# How can a VW RNS 510 GPS be Recalibrated??



## jrscpu2004 (Sep 2, 2012)

I've noticed since I used the "Here" North American RNS 510 (V11M) DVD to update our 2014 VW CC Executive that the GPS has intermittently goes ROUGE from time to time.
I needed to travel from my home to a place that was approximately 30 miles away it had a really bad experience with this GPS. The GPS was able to be loaded with the exact destination and accepted it.
I use to work nearby this destination so I was familiar basically how to get there without the aid of the GPS except for final few assist to the exact street location. I used the Long Island
Expressway and I chose the RED icon to navigate(I believe this is the most Point A to Point B option). The damn GPS the entire length of the ride kept telling me to GET off at every exit
I passed. We ignored it and the road that I was trying to go to that is close to the destination was South Oyster Bay Road. Once I got off on that road, the GPS finally took over and
got me to the exact destination. 
I remember one time, I finally gave in to the constant request to "Take the Next Exit", and the provide route took an unbelievable meandering course to that destination. Once I got
to where I was, I realized there were ton's of better and more direct routes to that destination.
I called the "Here" company (888 NAV-MAPS) and spoke to a technician. Basically he didn't know but they have gotten similar calls about this. Here makes the Software(the update DVD)
and of course, the easy out is to direct you to the Hardware Manufacturer (VW), so this pretty much went No where quick. He said, that possibly a "RECALIBRATION" of the GPS might 
do some good, but had no clue as to what's done and basically told me to try the dealer(of course I'm seeing $$$$$$).
I am familiar with how to recalibrate the Compass in the car and its pretty straight forward, but Recalibrating the GPS, I'm not aware of that procedure.
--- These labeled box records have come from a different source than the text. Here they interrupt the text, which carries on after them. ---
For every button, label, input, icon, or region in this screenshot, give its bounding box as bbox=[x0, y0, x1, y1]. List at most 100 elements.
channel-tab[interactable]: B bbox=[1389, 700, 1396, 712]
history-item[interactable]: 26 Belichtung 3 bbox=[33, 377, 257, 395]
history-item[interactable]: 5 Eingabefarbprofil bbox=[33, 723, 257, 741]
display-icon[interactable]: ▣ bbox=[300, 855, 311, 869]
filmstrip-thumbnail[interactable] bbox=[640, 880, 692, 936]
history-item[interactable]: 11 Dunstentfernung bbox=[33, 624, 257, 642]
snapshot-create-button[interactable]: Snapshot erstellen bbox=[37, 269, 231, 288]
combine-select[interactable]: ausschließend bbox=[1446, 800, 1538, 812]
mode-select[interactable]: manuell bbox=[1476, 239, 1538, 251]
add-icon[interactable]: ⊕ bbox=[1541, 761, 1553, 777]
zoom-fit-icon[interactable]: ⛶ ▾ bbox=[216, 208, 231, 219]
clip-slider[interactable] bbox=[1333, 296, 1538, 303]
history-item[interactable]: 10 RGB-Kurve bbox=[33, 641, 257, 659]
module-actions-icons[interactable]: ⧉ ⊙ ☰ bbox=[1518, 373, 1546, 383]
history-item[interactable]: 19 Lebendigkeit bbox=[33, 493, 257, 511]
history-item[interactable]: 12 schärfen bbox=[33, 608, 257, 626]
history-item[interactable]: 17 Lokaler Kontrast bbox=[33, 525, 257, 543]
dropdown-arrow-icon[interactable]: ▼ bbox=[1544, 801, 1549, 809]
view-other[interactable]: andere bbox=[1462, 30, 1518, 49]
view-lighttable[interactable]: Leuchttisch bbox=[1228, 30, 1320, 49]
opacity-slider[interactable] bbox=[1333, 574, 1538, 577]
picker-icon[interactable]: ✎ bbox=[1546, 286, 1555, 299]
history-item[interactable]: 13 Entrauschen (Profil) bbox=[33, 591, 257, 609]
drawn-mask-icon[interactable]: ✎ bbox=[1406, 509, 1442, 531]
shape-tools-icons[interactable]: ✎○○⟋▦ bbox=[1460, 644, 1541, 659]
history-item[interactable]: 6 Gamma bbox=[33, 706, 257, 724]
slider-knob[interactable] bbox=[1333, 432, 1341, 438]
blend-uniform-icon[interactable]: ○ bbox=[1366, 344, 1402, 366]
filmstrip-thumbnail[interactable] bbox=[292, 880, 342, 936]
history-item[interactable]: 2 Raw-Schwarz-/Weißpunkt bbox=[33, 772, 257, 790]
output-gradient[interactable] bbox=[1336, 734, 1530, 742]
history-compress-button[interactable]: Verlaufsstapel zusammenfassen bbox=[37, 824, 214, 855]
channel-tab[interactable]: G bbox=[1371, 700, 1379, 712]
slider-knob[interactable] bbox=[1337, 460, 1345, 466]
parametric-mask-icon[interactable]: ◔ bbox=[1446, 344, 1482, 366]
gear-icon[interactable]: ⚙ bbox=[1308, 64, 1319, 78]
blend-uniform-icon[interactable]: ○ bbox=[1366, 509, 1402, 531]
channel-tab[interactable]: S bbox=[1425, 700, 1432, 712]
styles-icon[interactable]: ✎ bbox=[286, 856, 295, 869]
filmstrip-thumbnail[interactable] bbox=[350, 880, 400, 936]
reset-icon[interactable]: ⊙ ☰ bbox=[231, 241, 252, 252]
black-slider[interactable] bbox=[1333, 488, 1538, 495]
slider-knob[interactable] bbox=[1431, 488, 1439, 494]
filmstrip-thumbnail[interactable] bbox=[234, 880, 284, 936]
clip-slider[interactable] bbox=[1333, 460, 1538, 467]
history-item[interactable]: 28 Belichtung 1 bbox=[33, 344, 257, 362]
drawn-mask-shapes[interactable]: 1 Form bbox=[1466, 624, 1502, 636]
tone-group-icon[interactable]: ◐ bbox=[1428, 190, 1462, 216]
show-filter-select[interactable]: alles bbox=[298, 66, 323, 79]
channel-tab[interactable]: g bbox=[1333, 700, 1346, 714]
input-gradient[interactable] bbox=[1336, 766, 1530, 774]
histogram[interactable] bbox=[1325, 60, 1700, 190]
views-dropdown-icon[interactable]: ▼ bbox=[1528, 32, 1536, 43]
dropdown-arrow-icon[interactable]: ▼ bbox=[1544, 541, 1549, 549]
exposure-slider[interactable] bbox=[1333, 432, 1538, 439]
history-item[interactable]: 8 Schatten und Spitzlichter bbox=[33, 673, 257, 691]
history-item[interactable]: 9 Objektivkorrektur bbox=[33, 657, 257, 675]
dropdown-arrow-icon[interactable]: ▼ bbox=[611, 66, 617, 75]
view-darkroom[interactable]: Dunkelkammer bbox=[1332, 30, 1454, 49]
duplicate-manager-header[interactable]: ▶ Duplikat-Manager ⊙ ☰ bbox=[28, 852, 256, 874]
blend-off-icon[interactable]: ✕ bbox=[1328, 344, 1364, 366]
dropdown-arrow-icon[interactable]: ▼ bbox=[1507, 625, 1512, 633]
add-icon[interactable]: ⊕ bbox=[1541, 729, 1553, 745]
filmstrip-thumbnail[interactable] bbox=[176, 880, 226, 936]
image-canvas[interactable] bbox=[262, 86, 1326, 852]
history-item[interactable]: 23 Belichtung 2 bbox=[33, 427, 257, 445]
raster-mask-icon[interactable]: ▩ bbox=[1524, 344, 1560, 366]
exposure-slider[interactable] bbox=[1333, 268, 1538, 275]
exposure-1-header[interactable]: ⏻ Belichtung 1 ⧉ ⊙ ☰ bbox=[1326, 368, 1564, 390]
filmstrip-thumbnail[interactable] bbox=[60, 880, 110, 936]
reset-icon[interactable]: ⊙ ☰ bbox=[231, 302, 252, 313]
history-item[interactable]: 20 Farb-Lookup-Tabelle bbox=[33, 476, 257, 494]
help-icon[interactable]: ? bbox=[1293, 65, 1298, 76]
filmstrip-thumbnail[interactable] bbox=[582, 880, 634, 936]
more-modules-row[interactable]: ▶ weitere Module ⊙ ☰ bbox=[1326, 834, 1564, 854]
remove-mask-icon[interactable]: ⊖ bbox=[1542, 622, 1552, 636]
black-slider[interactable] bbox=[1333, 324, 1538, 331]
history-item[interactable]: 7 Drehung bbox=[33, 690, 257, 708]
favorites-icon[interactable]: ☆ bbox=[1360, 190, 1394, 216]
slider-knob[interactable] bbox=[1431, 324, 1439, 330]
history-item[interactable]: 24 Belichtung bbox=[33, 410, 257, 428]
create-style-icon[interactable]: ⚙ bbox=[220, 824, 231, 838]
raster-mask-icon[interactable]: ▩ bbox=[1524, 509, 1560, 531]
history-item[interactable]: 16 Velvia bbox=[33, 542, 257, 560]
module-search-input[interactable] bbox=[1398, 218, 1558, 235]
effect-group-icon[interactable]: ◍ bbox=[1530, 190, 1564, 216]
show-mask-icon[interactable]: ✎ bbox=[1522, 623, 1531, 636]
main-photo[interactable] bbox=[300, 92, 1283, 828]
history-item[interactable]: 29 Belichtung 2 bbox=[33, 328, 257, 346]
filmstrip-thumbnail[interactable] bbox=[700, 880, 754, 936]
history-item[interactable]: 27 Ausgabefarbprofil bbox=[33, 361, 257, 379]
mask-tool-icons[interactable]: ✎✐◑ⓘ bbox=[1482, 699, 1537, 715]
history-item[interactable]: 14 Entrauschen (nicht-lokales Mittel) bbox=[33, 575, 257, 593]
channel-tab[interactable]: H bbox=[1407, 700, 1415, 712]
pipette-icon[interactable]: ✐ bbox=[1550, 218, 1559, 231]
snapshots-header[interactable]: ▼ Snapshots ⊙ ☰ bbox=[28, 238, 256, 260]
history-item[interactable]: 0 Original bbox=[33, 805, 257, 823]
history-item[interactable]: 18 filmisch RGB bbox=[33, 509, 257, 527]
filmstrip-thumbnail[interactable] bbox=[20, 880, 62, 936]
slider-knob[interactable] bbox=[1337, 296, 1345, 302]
My second question is about the use of the 3 Navigation ICON's. (RED, YELLOW & BLUE). I checked the supplied manuals for the Radio but they are extremely sketchy at best. I believe
the RED icon, is to choose the most direct route. The BLUE icon shows a arrow veering to the right, so I'm guessing an alternate route??? An I have no clue about the YELLOW icon.
I've scrolled thru a lot of the special features the GPS has and it's pretty good.(not a good as my Garmin hand held Nuvi with lifetime maps). I prefer the Garmin since I can download
the new maps at any time and Garmin make updates almost every 6 months or so. The Here update is over a year old and they are telling me its there latest one and don't have a clue
when the next one is coming out.
If anyone else knows the answers to my questions, I would appreciate it?


----------



## jrscpu2004 (Sep 2, 2012)

*Further Research on this issue*

I did a few web searches about this issue.
Here is what I found out the 3 Icons represent:
1 - RED Icon : The FASTEST Route (Probably will involve a Highway to shave off minutes to a destination?)
2- BLUE Icon : The Most ECONOMICAL Route (I'm guessing it will avoid Tolls?)
3- ORANGE Icon : The Shortest Route (May take you off a Highway which might get you there quicker but is overall less mileage used?)
Also I found by using the "SETUP" key, then choosing Navigation, there are many options to check either ON or OFF. Mine had a few that were turned to off and I think Dynamic Route was checked ON.
I think this one combined with the ORANGE Icon could possibly explain the constant GPS prompts to get off at the next exit so much.
I changed a few of these settings but I won't know if changes anything until tomorrow when I'll check out it using the same saved GO TO destination that I had so much trouble with. I'll report back.


----------